Região de Campinas registra mais de mil afastamentos de professores por problemas de saúde em 2025
As cidades da região de Campinas, no interior de São Paulo, contabilizaram um total de 1.019 afastamentos de professores por questões de saúde no ano de 2025. Os dados, obtidos pela EPTV através da Lei de Acesso à Informação (LAI), foram fornecidos pela Secretaria de Estado da Educação e abrangem tanto problemas de saúde física quanto mental.
A maioria dos profissionais afastados é composta por mulheres, atuantes na educação básica, com idades concentradas na faixa dos 40 aos 49 anos. Este levantamento evidencia uma preocupante realidade no cenário educacional paulista, exigindo atenção imediata das autoridades.
Detalhamento dos afastamentos por categoria e contrato
Do total de afastamentos registrados, 945 professores receberam licença temporária para tratamento de saúde, enquanto 74 foram afastados por tempo indeterminado. A distribuição por nível de atuação mostra que:
- 775 atuavam como professor da educação básica II
- 142 na educação básica I
- 102 eram do ensino fundamental e médio
Em relação ao tipo de contrato, os números revelam uma predominância de profissionais efetivos:
- 701 eram efetivos (categoria A)
- 244 eram estáveis (categoria F)
- 74 eram temporários (categoria O)
Distribuição geográfica dos casos nas cidades da região
Campinas lidera o ranking com 430 afastamentos, seguida por Sumaré com 99, Indaiatuba com 79, Americana com 70 e Hortolândia com 48 casos.
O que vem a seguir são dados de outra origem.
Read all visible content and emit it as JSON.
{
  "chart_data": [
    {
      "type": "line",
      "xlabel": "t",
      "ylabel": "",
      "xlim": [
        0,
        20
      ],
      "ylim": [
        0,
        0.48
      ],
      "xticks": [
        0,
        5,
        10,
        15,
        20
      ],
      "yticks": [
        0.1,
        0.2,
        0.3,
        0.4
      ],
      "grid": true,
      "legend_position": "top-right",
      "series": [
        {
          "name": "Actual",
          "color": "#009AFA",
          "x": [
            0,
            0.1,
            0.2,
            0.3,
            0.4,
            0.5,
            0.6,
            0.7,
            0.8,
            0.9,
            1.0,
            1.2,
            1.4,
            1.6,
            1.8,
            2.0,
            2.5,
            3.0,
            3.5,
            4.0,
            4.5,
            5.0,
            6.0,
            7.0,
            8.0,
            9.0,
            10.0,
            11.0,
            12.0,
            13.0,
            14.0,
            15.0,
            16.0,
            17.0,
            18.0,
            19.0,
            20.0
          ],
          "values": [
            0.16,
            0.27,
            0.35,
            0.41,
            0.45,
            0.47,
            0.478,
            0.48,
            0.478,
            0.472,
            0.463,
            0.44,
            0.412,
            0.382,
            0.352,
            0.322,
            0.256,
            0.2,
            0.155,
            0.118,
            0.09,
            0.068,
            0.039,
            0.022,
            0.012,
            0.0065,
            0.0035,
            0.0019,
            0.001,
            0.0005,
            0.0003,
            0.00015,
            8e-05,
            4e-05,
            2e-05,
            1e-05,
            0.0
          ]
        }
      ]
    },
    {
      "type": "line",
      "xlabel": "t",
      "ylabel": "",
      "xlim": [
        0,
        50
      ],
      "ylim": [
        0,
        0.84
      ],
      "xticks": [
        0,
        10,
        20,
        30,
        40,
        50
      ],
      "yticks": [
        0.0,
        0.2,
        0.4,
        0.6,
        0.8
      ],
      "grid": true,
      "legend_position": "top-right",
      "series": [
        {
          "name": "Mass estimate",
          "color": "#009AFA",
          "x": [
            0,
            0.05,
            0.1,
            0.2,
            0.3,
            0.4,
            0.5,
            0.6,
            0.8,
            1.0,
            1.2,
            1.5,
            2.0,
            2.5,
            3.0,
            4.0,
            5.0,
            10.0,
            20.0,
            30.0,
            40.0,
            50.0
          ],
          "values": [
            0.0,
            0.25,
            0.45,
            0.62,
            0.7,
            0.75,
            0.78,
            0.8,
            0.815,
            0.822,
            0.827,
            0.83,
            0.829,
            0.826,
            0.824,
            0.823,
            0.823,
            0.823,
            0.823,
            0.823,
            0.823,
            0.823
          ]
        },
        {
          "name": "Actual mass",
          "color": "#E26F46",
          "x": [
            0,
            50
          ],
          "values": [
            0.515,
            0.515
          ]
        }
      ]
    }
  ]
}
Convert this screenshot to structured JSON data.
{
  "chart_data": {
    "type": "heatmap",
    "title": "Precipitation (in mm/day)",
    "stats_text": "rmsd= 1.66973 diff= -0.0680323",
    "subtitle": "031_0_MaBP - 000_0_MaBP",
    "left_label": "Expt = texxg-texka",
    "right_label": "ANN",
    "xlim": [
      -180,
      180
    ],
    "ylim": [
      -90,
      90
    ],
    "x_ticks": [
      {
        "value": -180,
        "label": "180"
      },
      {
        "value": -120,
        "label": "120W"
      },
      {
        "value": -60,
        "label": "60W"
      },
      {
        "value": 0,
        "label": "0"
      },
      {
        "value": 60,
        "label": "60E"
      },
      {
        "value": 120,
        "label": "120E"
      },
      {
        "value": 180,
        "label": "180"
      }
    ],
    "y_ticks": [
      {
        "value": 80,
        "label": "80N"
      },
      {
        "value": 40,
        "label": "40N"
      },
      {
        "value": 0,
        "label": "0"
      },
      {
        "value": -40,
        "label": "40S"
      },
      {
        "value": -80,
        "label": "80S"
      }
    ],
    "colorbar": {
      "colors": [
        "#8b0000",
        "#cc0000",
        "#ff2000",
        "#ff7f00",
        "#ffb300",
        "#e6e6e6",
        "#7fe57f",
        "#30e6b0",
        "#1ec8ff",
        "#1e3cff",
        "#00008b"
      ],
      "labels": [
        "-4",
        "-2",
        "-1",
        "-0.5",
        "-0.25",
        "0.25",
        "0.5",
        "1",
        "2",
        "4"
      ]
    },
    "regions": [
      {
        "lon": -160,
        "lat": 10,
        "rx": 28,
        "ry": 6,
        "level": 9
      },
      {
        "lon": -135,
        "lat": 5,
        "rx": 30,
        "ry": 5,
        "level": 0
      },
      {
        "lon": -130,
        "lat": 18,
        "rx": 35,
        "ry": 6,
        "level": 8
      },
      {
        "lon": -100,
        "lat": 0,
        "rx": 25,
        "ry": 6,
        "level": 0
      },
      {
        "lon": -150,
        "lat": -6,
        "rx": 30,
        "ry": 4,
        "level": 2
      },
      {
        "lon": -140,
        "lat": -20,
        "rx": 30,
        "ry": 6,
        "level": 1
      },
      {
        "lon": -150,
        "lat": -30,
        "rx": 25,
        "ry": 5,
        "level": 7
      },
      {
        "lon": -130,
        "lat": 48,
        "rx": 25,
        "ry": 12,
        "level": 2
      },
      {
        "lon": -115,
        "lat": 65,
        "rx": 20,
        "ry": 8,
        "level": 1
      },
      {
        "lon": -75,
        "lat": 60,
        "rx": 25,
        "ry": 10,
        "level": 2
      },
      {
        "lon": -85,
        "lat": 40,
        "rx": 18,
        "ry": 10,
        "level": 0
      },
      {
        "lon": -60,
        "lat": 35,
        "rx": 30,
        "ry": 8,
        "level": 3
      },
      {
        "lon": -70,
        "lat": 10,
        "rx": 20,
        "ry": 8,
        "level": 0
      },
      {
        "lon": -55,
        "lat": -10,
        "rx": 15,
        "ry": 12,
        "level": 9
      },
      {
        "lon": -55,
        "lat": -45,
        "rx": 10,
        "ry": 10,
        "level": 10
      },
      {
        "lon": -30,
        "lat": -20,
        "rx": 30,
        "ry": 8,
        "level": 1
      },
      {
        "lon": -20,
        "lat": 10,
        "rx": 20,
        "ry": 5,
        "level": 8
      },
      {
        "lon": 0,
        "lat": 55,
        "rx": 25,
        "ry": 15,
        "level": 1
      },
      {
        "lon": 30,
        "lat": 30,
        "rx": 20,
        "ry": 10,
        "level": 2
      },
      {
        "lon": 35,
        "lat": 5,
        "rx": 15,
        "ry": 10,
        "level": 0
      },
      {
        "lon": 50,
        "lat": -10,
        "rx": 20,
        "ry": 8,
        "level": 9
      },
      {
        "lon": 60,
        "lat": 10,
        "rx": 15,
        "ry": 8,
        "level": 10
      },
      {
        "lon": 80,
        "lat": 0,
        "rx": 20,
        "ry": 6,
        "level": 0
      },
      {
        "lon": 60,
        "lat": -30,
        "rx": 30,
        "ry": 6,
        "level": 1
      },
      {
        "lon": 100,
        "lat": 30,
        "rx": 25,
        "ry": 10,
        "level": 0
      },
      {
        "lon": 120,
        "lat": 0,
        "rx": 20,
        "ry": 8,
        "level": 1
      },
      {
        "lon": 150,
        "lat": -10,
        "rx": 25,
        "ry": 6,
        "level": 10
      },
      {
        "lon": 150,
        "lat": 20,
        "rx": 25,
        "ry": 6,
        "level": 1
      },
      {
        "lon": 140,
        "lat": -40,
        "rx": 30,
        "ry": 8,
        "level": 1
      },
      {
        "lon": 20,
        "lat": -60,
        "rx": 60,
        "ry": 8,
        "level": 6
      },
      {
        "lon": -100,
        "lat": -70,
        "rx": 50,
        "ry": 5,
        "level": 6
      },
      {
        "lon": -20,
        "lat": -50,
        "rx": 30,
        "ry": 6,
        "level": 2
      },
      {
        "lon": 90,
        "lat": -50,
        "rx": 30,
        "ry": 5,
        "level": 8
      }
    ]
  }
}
Outras cidades da região também apresentaram números significativos, como Mogi Guaçu (35), Mogi Mirim (30), Louveira (29), Amparo (24), Artur Nogueira (22) e Socorro (22).
Completam a lista Valinhos (21), Serra Negra (18), Espírito Santo do Pinhal (14), Monte Mor (11), Itapira (10), Vinhedo (10), Pedreira (9), Paulínia (8), Holambra (6), Jaguariúna (6), Santo Antônio do Jardim (5), Santo Antônio do Pinhal (5), Águas de Lindoia (4), Lindoia (2), Estiva Gerbi (1) e Pedra Bela (1).
Especialista alerta para necessidade de políticas públicas específicas
Para o professor Ronaldo Alexandrino, especialista em psicologia e educação pela Universidade Estadual de Campinas (Unicamp), os dados expõem a urgência de um olhar mais atento do Poder Público às demandas dos docentes. "Falar de adoecimento é, também, corresponsabilizar as políticas públicas e, por sua vez, o estado, que desempenha seu trabalho através das secretarias estaduais e municipais de educação no modo como trata o docente, no modo como organiza a vida funcional desses profissionais", afirma o especialista.
Alexandrino ressalta que, diante de evidências concretas sobre o adoecimento docente, é fundamental encarar o problema e buscar soluções através do diálogo. "A gente precisa olhar para aquela pessoa que está em sofrimento e perguntar para ela o que ocasiona esse sofrimento", completa.
Depoimento revela realidade difícil nas escolas
Uma professora com mais de 20 anos de atuação na rede estadual, que preferiu não se identificar, concedeu um depoimento emocionante à reportagem. Afastada por transtorno misto de ansiedade e depressão, ela descreve um ambiente de trabalho marcado por conflitos e falta de empatia.
"Alunos contra professores, professores contra professores e professores contra gestores. Se você não se adequar àquilo, àquele perfil que a gestão daquela escola deseja, você está fora. E eu não estou falando de competência. Eu estou falando de afinidade", relata a docente.
Ela ainda revelou que o gestor da escola onde trabalhava demonstrava pouca compreensão com questões de saúde mental: "[Ele dizia] 'não chore'. Fui advertida duas vezes por chorar. Muitas vezes eu me escondi em algum lugarzinho para chorar". A professora defende uma abordagem mais humana: "Precisa ter um olhar diferente pro ser humano. Não é nem para os professores, porque os professores são seres humanos. Eles sofrem, adoecem, em busca de uma coisa melhor para os alunos".
Posicionamento da Secretaria de Estado da Educação
Em nota oficial, a Secretaria de Estado da Educação informou que monitora os afastamentos para planejar e aprimorar ações de prevenção e cuidado, com foco especial na saúde mental dos professores. A pasta destacou a existência de um serviço de teleatendimento criado em 2024, que já registrou mais de 875 mil atendimentos em psicologia e 52 mil em psiquiatria até janeiro deste ano.
A Secretaria atribui o número expressivo de afastamentos às transformações enfrentadas pela categoria durante a pandemia, à incorporação de novas tecnologias e às crescentes demandas sociais e pedagógicas. O órgão se comprometeu a fortalecer políticas de acolhimento, escuta e prevenção para melhorar as condições de trabalho dos educadores.